SARS-CoV-2 outbreak makes predictions difficult, forecast is subject to review
At present, it is not possible to reliably assess to what extent the spread of coronavirus will affect Jenoptik’s business in the current fiscal year. The forecast made by the Executive Board in the Annual Report was based on the knowledge at the time of preparing the report (March 10, 2020) resp. at the date of publishing the preliminary figures at the beginning of February, and is, therefore, subject to review. In view of the current situation, the Executive Board is expecting noticeable impacts at least in the first half of the year.
“Jenoptik provides its products and services primarily for the capital goods market, which in our opinion should be less affected than consumer goods segments. We also foresee only little impact on the project business with public customers of the Light & Safety division and of VINCORION. Our semiconductor equipment business is also not much affected at present. But we see significant impacts, especially in the automotive sector, due to longer lead times for projects, postponements and noticeable effects in the supply chains,” says Stefan Traeger.
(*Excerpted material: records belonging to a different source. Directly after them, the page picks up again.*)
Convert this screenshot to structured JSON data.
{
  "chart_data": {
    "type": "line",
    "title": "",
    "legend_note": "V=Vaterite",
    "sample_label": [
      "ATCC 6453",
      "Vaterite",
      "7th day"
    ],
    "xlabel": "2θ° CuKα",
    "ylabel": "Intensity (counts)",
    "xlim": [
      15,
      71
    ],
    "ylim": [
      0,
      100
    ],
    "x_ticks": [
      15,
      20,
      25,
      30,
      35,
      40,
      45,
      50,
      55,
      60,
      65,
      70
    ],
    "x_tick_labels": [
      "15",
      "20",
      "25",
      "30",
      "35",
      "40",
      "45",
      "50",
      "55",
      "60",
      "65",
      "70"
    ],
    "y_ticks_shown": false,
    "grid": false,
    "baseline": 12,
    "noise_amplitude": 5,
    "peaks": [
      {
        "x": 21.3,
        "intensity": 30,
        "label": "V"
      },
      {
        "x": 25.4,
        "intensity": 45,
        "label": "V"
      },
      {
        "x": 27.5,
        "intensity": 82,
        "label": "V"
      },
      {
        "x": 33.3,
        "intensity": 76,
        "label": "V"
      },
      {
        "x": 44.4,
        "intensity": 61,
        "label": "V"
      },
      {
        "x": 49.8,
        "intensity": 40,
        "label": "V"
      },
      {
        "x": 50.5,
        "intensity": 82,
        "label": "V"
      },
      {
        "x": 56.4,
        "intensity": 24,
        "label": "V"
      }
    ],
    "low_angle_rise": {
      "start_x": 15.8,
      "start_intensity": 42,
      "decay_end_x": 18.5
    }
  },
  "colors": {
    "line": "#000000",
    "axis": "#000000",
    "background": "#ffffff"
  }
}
The 2019 Annual Report is available on the Jenoptik website, Investors / Reports and Presentations.
This announcement can contain forward-looking statements that are based on current expectations and certain assumptions of the management of the Jenoptik Group. A variety of known and unknown risks, uncertainties and other factors can cause the actual results, the financial situation, the development or the performance of the company to be materially different from the announced forward-looking statements. Such factors can be, among others, pandemic diseases, changes in currency exchange rates and interest rates, the introduction of competing products or the change of the business strategy. The company does not assume any obligation to update such forward-looking statements in the light of future developments.